In fact, a new study determined that the number of drivers who do this has significantly increased in recent years.

What the study found

Last month, the AAA Foundation for Traffic Safety released their findings that red-light running accidents are higher across the country than they have been in the last 10 years. Specifically, the study found:

  • Nearly 939 people were fatally injured in red-light running crashes in 2017
  • 28% of crash fatalities result from drivers running through red lights
  • Vehicle passengers, pedestrians and bicyclists face the highest risk in these crashes

However, according to The Morning Call, Pennsylvania ranked lower in this study than many other states. But our state’s rate of two deaths per million residents is still too high, especially when stopping at red lights should be second nature to all drivers.

Two causes: Distraction v. purpose

There are two conflicting conclusions on what primarily led to the increase of red-light running accidents:

  1. Some researchers believe that drivers ran more red lights because of the rising rates of distracted driving. This would make sense, as drivers looking down at their phone would likely not see the light change.
  2. However, the study also found that one in three drivers reported running a red light on purpose within the last thirty days. 

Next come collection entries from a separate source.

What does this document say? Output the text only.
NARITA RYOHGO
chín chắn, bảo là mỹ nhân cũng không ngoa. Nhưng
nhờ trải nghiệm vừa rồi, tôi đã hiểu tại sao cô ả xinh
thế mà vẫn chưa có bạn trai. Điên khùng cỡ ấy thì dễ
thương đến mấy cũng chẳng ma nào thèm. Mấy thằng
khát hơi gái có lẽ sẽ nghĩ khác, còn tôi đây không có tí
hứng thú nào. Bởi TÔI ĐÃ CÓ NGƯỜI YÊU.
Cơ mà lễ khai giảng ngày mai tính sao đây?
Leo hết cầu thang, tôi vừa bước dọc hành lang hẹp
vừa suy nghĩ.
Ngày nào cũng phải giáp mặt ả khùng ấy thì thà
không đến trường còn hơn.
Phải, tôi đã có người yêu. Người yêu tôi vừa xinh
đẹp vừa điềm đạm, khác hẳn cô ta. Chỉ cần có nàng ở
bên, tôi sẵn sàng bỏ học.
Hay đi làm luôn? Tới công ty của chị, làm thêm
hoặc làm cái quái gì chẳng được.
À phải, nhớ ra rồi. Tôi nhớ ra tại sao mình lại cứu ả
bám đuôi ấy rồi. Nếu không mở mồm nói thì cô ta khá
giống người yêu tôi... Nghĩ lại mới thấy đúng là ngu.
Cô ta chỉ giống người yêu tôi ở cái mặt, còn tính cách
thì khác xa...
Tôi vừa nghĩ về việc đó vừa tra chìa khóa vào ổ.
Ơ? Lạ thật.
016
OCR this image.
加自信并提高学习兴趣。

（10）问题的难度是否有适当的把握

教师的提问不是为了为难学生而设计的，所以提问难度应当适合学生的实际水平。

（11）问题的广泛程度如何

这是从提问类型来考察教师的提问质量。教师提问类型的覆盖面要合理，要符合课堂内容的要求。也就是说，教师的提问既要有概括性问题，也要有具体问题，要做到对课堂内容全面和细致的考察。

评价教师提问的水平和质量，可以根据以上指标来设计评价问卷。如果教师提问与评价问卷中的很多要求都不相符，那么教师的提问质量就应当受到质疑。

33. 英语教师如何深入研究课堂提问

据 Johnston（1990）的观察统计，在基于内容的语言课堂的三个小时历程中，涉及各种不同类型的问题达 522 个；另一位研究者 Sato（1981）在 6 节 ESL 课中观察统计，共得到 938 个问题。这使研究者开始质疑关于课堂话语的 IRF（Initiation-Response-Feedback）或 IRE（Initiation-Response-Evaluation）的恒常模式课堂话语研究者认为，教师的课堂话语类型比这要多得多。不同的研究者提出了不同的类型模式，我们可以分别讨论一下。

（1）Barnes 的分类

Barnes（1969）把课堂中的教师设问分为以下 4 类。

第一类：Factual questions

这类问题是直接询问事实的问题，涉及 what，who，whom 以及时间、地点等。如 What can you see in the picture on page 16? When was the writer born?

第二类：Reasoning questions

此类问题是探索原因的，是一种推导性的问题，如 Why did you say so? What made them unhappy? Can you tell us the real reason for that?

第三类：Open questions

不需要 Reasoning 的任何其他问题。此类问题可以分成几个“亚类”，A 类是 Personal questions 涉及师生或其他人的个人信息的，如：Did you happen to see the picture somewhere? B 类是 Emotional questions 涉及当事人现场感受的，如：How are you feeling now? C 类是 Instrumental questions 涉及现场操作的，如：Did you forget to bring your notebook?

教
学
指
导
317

It is highly likely that the combination of distracted driving and reckless driving is what caused the stark increase these last few years.

What about red-light cameras?

In the 1990s, states across the nation began installing red-light cameras at intersections. That way, they could catch reckless drivers who violated traffic laws and put other drivers in danger.

However, some studies say that these cameras are not entirely effective at decreasing traffic accidents—namely, rear-end crashes when drivers slam on their brakes at red-lights. This is leading some states, like Texas, to rollback their use of red-light cameras. This could potentially only increase the already high rate of accidents.

Signalized intersections are meant to control traffic and help keep drivers safe. But we cannot rely on red-light cameras to prevent these reckless actions. Pennsylvania drivers must be aware of these increased risks and ensure that they always drive defensively, especially when at an intersection.